All that remains is the teary-eyed toast to Mom. If she had an Internet connection, I’d play her the YouTube video of Glen Campbell and Steve Wariner singing "The Hand That Rocks the Cradle.” But I’ll figure out another way to tell her she ought to be in the Hall of Fame for Mamas.
Korbel Sparkling Screwdriver
Korbel Champagne Cellars
1 ounce Finlandia Tangerine vodka
2 ounces [fresh] orange juice
4 ounces KORBEL Brut
Pour vodka and orange juice into shaker with ice. Shake and strain into a wine glass. Top with KORBEL. Garnish with an orange slice.

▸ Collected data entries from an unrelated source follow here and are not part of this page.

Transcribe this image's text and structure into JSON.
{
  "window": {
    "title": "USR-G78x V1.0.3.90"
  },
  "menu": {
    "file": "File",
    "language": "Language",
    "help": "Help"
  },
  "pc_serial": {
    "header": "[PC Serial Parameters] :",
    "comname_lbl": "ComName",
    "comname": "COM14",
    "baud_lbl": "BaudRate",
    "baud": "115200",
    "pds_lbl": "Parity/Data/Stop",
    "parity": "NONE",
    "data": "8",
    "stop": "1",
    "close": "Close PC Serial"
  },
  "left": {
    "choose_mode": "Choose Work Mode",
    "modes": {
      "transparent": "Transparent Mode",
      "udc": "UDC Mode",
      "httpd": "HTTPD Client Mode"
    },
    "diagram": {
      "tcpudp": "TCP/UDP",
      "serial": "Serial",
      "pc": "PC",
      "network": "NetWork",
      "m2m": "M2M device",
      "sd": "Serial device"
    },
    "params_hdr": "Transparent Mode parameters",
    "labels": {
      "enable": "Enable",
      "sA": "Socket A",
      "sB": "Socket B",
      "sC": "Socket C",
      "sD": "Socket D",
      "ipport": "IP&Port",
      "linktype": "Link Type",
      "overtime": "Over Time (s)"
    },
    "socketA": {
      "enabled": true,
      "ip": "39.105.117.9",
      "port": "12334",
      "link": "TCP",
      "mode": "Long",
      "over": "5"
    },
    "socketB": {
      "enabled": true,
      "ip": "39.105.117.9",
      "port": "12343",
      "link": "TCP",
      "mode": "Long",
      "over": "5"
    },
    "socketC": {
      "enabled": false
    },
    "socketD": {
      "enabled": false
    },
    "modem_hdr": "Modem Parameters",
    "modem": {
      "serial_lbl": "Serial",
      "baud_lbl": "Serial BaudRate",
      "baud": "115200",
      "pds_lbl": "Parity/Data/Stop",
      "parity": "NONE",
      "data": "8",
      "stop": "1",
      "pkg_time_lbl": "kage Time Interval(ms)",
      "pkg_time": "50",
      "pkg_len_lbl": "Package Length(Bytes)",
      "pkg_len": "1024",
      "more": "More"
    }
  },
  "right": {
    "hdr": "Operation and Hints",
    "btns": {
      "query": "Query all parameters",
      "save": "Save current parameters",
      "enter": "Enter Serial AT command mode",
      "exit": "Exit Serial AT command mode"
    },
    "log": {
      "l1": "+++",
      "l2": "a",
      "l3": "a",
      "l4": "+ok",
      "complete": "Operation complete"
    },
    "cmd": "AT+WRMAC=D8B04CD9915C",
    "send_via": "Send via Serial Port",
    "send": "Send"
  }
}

Recipe and image courtesy F. Korbel & Bros., Guerneville, Sonoma County, California.
Bangkok Bloody Mary
Snooze: an A.M. Eatery
My mom wouldn’t be able to handle this, what with all the meds and her inability to hold her liquor. Me? I’m going for it. I’m a mom, too.
1½ ounces vodka
1½ ounces Sriracha mix (a blend of Sriracha sauce, garlic chili paste, fish sauce or soy sauce, and lime juice, to taste)
3½ ounces bloody mary mix
1 basil leaf, torn
3 – 4 cilantro sprigs
Chopped pepper-seasoned pickle, for garnish
Cherry tomato, for garnish
Lemon wedge, for garnish
Rim Garnish (optional) Togarashi seasoning (available at retailers such as Walmart, Whole Foods Market, Amazon, and more)
Mix equal parts Togarashi seasoning and Kosher salt on a small plate. Moisten rim of glass and garnish with the spicy mixture. Combine ice, vodka, Sriracha mix, bloody mary mix, and basil leaf into a shaker. Shake. Pour into rim-garnished glass and cilantro sprigs and garnish with a toothpick skewered with pickle, tomato, and lemon wedge.
Recipe courtesy Snooze: an a.m. Eatery, in Austin, Houston, and Dallas.